Lei ha vissuto 25 anni a Houston, in Texas. Come si è sentito come svizzero all’estero?
Stavo molto bene. C’era un rispetto reciproco tra Stati Uniti e Svizzera, un legame che esiste ancora oggi. Negli Stati Uniti vivevo in un ambiente molto privilegiato, con un entourage di eccellenze.
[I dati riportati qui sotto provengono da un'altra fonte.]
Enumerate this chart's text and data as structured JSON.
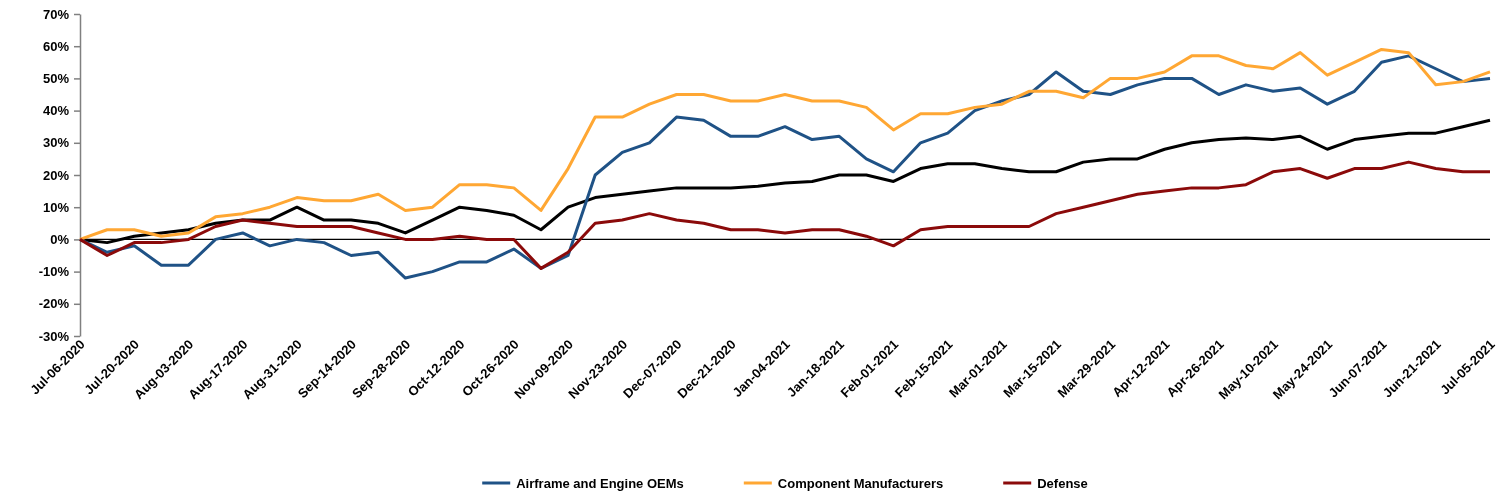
{
  "chart_data": {
    "type": "line",
    "x": [
      "2020-07-06",
      "2020-07-13",
      "2020-07-20",
      "2020-07-27",
      "2020-08-03",
      "2020-08-10",
      "2020-08-17",
      "2020-08-24",
      "2020-08-31",
      "2020-09-07",
      "2020-09-14",
      "2020-09-21",
      "2020-09-28",
      "2020-10-05",
      "2020-10-12",
      "2020-10-19",
      "2020-10-26",
      "2020-11-02",
      "2020-11-09",
      "2020-11-16",
      "2020-11-23",
      "2020-11-30",
      "2020-12-07",
      "2020-12-14",
      "2020-12-21",
      "2020-12-28",
      "2021-01-04",
      "2021-01-11",
      "2021-01-18",
      "2021-01-25",
      "2021-02-01",
      "2021-02-08",
      "2021-02-15",
      "2021-02-22",
      "2021-03-01",
      "2021-03-08",
      "2021-03-15",
      "2021-03-22",
      "2021-03-29",
      "2021-04-05",
      "2021-04-12",
      "2021-04-19",
      "2021-04-26",
      "2021-05-03",
      "2021-05-10",
      "2021-05-17",
      "2021-05-24",
      "2021-05-31",
      "2021-06-07",
      "2021-06-14",
      "2021-06-21",
      "2021-06-28",
      "2021-07-05"
    ],
    "series": [
      {
        "color": "#000000",
        "values": [
          0,
          -1,
          1,
          2,
          3,
          5,
          6,
          6,
          10,
          6,
          6,
          5,
          2,
          6,
          10,
          9,
          7.5,
          3,
          10,
          13,
          14,
          15,
          16,
          16,
          16,
          16.5,
          17.5,
          18,
          20,
          20,
          18,
          22,
          23.5,
          23.5,
          22,
          21,
          21,
          24,
          25,
          25,
          28,
          30,
          31,
          31.5,
          31,
          32,
          28,
          31,
          32,
          33,
          33,
          35,
          37
        ]
      },
      {
        "name": "Airframe and Engine OEMs",
        "color": "#1f5286",
        "values": [
          0,
          -4,
          -2,
          -8,
          -8,
          0,
          2,
          -2,
          0,
          -1,
          -5,
          -4,
          -12,
          -10,
          -7,
          -7,
          -3,
          -9,
          -5,
          20,
          27,
          30,
          38,
          37,
          32,
          32,
          35,
          31,
          32,
          25,
          21,
          30,
          33,
          40,
          43,
          45,
          52,
          46,
          45,
          48,
          50,
          50,
          45,
          48,
          46,
          47,
          42,
          46,
          55,
          57,
          53,
          49,
          50
        ]
      },
      {
        "name": "Component Manufacturers",
        "color": "#ffa733",
        "values": [
          0,
          3,
          3,
          1,
          2,
          7,
          8,
          10,
          13,
          12,
          12,
          14,
          9,
          10,
          17,
          17,
          16,
          9,
          22,
          38,
          38,
          42,
          45,
          45,
          43,
          43,
          45,
          43,
          43,
          41,
          34,
          39,
          39,
          41,
          42,
          46,
          46,
          44,
          50,
          50,
          52,
          57,
          57,
          54,
          53,
          58,
          51,
          55,
          59,
          58,
          48,
          49,
          52
        ]
      },
      {
        "name": "Defense",
        "color": "#8b0a0a",
        "values": [
          0,
          -5,
          -1,
          -1,
          0,
          4,
          6,
          5,
          4,
          4,
          4,
          2,
          0,
          0,
          1,
          0,
          0,
          -9,
          -4,
          5,
          6,
          8,
          6,
          5,
          3,
          3,
          2,
          3,
          3,
          1,
          -2,
          3,
          4,
          4,
          4,
          4,
          8,
          10,
          12,
          14,
          15,
          16,
          16,
          17,
          21,
          22,
          19,
          22,
          22,
          24,
          22,
          21,
          21
        ]
      }
    ],
    "xlim": [
      "2020-07-06",
      "2021-07-05"
    ],
    "xticks": [
      {
        "value": "2020-07-06",
        "label": "Jul-06-2020"
      },
      {
        "value": "2020-07-20",
        "label": "Jul-20-2020"
      },
      {
        "value": "2020-08-03",
        "label": "Aug-03-2020"
      },
      {
        "value": "2020-08-17",
        "label": "Aug-17-2020"
      },
      {
        "value": "2020-08-31",
        "label": "Aug-31-2020"
      },
      {
        "value": "2020-09-14",
        "label": "Sep-14-2020"
      },
      {
        "value": "2020-09-28",
        "label": "Sep-28-2020"
      },
      {
        "value": "2020-10-12",
        "label": "Oct-12-2020"
      },
      {
        "value": "2020-10-26",
        "label": "Oct-26-2020"
      },
      {
        "value": "2020-11-09",
        "label": "Nov-09-2020"
      },
      {
        "value": "2020-11-23",
        "label": "Nov-23-2020"
      },
      {
        "value": "2020-12-07",
        "label": "Dec-07-2020"
      },
      {
        "value": "2020-12-21",
        "label": "Dec-21-2020"
      },
      {
        "value": "2021-01-04",
        "label": "Jan-04-2021"
      },
      {
        "value": "2021-01-18",
        "label": "Jan-18-2021"
      },
      {
        "value": "2021-02-01",
        "label": "Feb-01-2021"
      },
      {
        "value": "2021-02-15",
        "label": "Feb-15-2021"
      },
      {
        "value": "2021-03-01",
        "label": "Mar-01-2021"
      },
      {
        "value": "2021-03-15",
        "label": "Mar-15-2021"
      },
      {
        "value": "2021-03-29",
        "label": "Mar-29-2021"
      },
      {
        "value": "2021-04-12",
        "label": "Apr-12-2021"
      },
      {
        "value": "2021-04-26",
        "label": "Apr-26-2021"
      },
      {
        "value": "2021-05-10",
        "label": "May-10-2021"
      },
      {
        "value": "2021-05-24",
        "label": "May-24-2021"
      },
      {
        "value": "2021-06-07",
        "label": "Jun-07-2021"
      },
      {
        "value": "2021-06-21",
        "label": "Jun-21-2021"
      },
      {
        "value": "2021-07-05",
        "label": "Jul-05-2021"
      }
    ],
    "ylim": [
      -30,
      70
    ],
    "yticks": [
      {
        "value": -30,
        "label": "-30%"
      },
      {
        "value": -20,
        "label": "-20%"
      },
      {
        "value": -10,
        "label": "-10%"
      },
      {
        "value": 0,
        "label": "0%"
      },
      {
        "value": 10,
        "label": "10%"
      },
      {
        "value": 20,
        "label": "20%"
      },
      {
        "value": 30,
        "label": "30%"
      },
      {
        "value": 40,
        "label": "40%"
      },
      {
        "value": 50,
        "label": "50%"
      },
      {
        "value": 60,
        "label": "60%"
      },
      {
        "value": 70,
        "label": "70%"
      }
    ],
    "legend": "bottom",
    "marker": "none",
    "line_style": "solid"
  }
}
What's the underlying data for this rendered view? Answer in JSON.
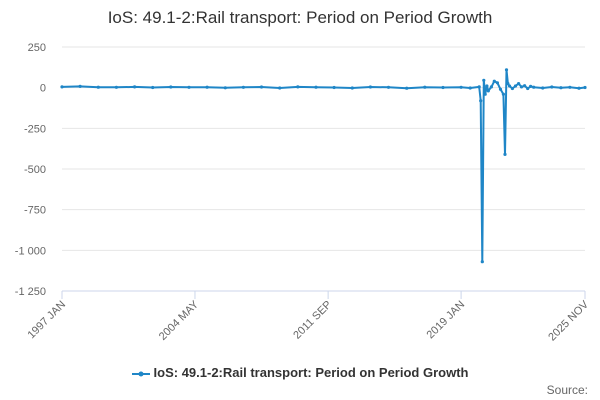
{
  "chart_data": {
    "type": "line",
    "title": "IoS: 49.1-2:Rail transport: Period on Period Growth",
    "xlabel": "",
    "ylabel": "",
    "ylim": [
      -1250,
      250
    ],
    "yticks": [
      250,
      0,
      -250,
      -500,
      -750,
      -1000,
      -1250
    ],
    "ytick_labels": [
      "250",
      "0",
      "-250",
      "-500",
      "-750",
      "-1 000",
      "-1 250"
    ],
    "xlim": [
      1997.0,
      2025.83
    ],
    "xticks": [
      {
        "x": 1997.0,
        "label": "1997 JAN"
      },
      {
        "x": 2004.33,
        "label": "2004 MAY"
      },
      {
        "x": 2011.67,
        "label": "2011 SEP"
      },
      {
        "x": 2019.0,
        "label": "2019 JAN"
      },
      {
        "x": 2025.83,
        "label": "2025 NOV"
      }
    ],
    "grid": "horizontal",
    "legend_position": "bottom-center",
    "series": [
      {
        "name": "IoS: 49.1-2:Rail transport: Period on Period Growth",
        "color": "#1f86c7",
        "x": [
          1997.0,
          1998.0,
          1999.0,
          2000.0,
          2001.0,
          2002.0,
          2003.0,
          2004.0,
          2005.0,
          2006.0,
          2007.0,
          2008.0,
          2009.0,
          2010.0,
          2011.0,
          2012.0,
          2013.0,
          2014.0,
          2015.0,
          2016.0,
          2017.0,
          2018.0,
          2019.0,
          2019.5,
          2020.0,
          2020.08,
          2020.17,
          2020.25,
          2020.33,
          2020.42,
          2020.5,
          2020.67,
          2020.83,
          2021.0,
          2021.17,
          2021.33,
          2021.42,
          2021.5,
          2021.58,
          2021.67,
          2021.83,
          2022.0,
          2022.17,
          2022.33,
          2022.5,
          2022.67,
          2022.83,
          2023.0,
          2023.5,
          2024.0,
          2024.5,
          2025.0,
          2025.5,
          2025.83
        ],
        "y": [
          5,
          8,
          3,
          2,
          5,
          1,
          4,
          2,
          3,
          -1,
          2,
          4,
          -2,
          5,
          3,
          1,
          -2,
          4,
          2,
          -3,
          3,
          1,
          2,
          -2,
          5,
          -80,
          -1070,
          45,
          -40,
          10,
          -20,
          5,
          40,
          30,
          -10,
          -40,
          -410,
          110,
          25,
          10,
          -5,
          10,
          25,
          5,
          12,
          -5,
          8,
          3,
          -2,
          4,
          0,
          2,
          -3,
          1
        ]
      }
    ]
  },
  "legend": {
    "label": "IoS: 49.1-2:Rail transport: Period on Period Growth"
  },
  "credits": {
    "text": "Source:"
  }
}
Lavoravo molto ed ero apprezzato per questo; sapevo che se volevo accedere a delle belle missioni bisognava darsi da fare. Ho ricevuto molto da questa esperienza all‘estero, ma ho anche ricambiato con tutto ciò che potevo. Credo che ci debba essere un elemento „win-win“ per gli Svizzeri all‘estero perché un’esperienza di questo tipo funzioni.
Lei parla della Svizzera definendola una “nazione spaziale”. Eppure, la Svizzera non possiede una tradizione spaziale, come ad esempio gli Stati Uniti. Cosa intende dire con questa frase?
La Svizzera è una nazione spaziale nel senso che le persone hanno una coscienza molto orientata allo spazio. Lo vedo quando parlo dello spazio e mi rendo conto di quante persone hanno domande e sono interessate. La Svizzera è una nazione che si distingue dagli altri paesi europei per la sua passione per lo spazio. Una passione legata soprattutto ad una volontà a partecipare.
Una curiosità per concludere: un asteroide è stato chiamato con il suo nome. Cosa significa questo per lei?
Sono riconoscente all’Unione Astronomica Internazionale per aver attribuito il mio nome ad un asteroide. Oggi l’insegnamento è l’elemento principale nella mia vita. La sento come una responsabilità, un compito dal quale non mi posso esimere. Sono stato un civil servant per praticamente tutta la mia vita, e possiedo ancora un’anima da civil servant. La mia missione adesso è quella di trasmettere ai posteri quello che ho imparato. In questo modo, quando avrò lasciato la Terra, e questa volta per sempre, questi insegnamenti non andranno persi. Mi fa dunque piacere pensare che il mio nome è ancora lassù da qualche parte, e che quando non sarò altro che cenere, il Nicollier sarà ancora lì, ad orbitare nello spazio.
Biografia
Claude Nicollier, nato il 2 settembre 1944 a Vevey, è un astrofisico e astronauta svizzero dell’Agenzia Spaziale Europea (ESA).
Nel 1970 si laurea in fisica presso l’Università di Losanna e nel 1975 consegue il diploma in astrofisica all’Università di Ginevra.
Ha lavorato per l’ESA e per la NASA. Con la missione STS-46 a bordo della navetta spaziale Atlantis, nel 1992 diviene il primo svizzero nello spazio.
Padre di due figlie, oggi è Professore al Politecnico Federale di Losanna (EPFL), dove tiene un corso sull’ingegneria spaziale.
La Svizzera è una nazione spaziale nel senso che le persone hanno una coscienza molto orientata allo spazio.